Há quem afirme ser as
festas juninas oriundas de solenidades pagãs, organizadas para anunciar o
solstício de verão europeu. Daí, a fogueira lembrando o sol, contrapondo a
escuridão do inverno. Tinha por objetivo homenagear os deuses da natureza e da
fertilidade. Para Théo Brandão, “são celebrações populares europeias (destinadas
a celebrar a colheita), cristianizadas pelos católicos, homenageando os santos celebrados
em junho, acrescidas de elementos culturais indígenas e africanos.”

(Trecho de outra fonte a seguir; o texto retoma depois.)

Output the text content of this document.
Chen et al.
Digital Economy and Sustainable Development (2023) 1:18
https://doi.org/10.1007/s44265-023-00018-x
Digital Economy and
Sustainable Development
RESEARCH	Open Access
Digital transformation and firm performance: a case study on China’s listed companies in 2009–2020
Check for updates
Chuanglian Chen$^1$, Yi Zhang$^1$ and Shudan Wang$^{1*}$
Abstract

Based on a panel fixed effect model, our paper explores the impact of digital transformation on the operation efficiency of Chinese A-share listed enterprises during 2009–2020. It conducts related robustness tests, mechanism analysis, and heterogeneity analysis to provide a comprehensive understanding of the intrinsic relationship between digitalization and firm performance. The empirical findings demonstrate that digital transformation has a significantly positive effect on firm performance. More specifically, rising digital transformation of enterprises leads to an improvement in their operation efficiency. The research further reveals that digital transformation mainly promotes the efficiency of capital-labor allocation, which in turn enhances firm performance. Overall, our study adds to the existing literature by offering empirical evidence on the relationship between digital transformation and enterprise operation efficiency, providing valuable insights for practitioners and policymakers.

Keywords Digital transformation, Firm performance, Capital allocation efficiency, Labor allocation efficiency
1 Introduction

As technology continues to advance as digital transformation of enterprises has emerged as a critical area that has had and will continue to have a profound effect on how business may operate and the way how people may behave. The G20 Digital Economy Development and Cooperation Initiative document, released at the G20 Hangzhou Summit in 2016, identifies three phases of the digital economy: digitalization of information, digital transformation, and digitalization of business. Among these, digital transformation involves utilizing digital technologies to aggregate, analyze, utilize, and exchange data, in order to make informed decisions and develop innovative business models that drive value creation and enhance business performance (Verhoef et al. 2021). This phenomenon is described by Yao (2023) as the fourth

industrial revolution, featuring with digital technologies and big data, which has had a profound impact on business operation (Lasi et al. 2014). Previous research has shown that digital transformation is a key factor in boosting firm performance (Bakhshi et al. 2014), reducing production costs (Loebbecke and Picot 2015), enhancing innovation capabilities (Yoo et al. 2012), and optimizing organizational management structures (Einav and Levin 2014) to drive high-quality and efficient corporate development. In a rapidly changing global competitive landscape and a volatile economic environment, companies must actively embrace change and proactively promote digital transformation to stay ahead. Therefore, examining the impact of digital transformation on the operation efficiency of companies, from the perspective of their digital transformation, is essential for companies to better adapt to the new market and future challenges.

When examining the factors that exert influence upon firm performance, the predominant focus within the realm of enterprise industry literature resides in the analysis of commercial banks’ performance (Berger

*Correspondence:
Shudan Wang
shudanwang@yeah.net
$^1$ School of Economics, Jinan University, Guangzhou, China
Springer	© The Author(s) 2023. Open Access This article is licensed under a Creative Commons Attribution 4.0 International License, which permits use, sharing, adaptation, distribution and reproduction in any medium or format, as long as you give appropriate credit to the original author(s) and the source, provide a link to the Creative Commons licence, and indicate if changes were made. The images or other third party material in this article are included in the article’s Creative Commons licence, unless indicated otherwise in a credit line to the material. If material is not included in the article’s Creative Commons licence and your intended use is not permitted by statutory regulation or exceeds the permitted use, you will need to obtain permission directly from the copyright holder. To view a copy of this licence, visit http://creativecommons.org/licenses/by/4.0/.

Os elementos aborígenos inculturados são
milho e mandioca. A cultura africana legou os ritmos de xote, baião, xaxado, acompanhados
por instrumentos como zabumba e triângulo. São típicos destas festanças: bandeirolas
coloridas, fogueiras, chapéus de palha, roupas de tipo xadrez e balões. Os
folguedos promovem integração social, união das comunidades, valorizando as
manifestações populares, refletindo a diversidade regional do país. Na
região nordeste predominam comidas de milho e
o forró. No sul e sudeste, há uma mistura de estilos, com viola caipira, vinho
quente e pinhão. Na região norte, integram-se carimbó e traços amazônicos.
A fogueira faz parte
dos festejos. Conta-se que nasceu da necessidade de avisar à vizinhança sobre o
nascimento de João Batista. Outros sustentam que seu simbolismo decorre das
comemorações pagãs que realçavam a claridade no solstício de verão. Tradicionalmente,
na festa de Santo Antônio, o formato da fogueira é quadrangular, representando os
quatros pontos cardeais e estações do ano. Na fogueira de São Pedro, chefe da
Igreja, ela é triangular, lembrando o mistério trinitário sobre o qual se funda
o cristianismo. Já na de São João, apresenta-se formando uma espécie de
pirâmide, elevando-se para o céu, lembrando o ser humano, “com os pés na terra
e olhos voltados para o Infinito”, segundo o poeta Horácio. Para o nordestino a
fogueira é sagrada, testemunha de vínculos espirituais. Em torno dela,
celebra-se uma espécie de batismo. No ritual, o afilhado
roda a fogueira e diz: “São João disse, São Pedro confirmou, que fulano seja
meu padrinho (ou madrinha), que Jesus Cristo mandou.” Havia os casamentos ao
redor da fogueira, uma maneira de amenizar o concubinato. Como pároco no
Seridó, era comum ouvir
também a citação desse fato para o apadrinhamento na celebração de batizados.
As festas juninas trazem alegria e lazer para
muitos. Demonstram que decepções e vilezas sofridas não conseguem eliminar da
alma o brilho da vida e o sorriso do semblante. A festa – análoga a um rito que
nos retira da rotina – afasta-nos das preocupações ou tristezas,
mergulhando-nos naquilo que a existência humana é chamada a ser: solidariedade
e comunhão. Festejar é tornar a existência humana valorosa e risonha, cheia de sentido e entusiasmo.
E isso é cristão, pois Jesus veio ao mundo “para que todos tenham
vida, e a tenham em plenitude” (Jo 10,10).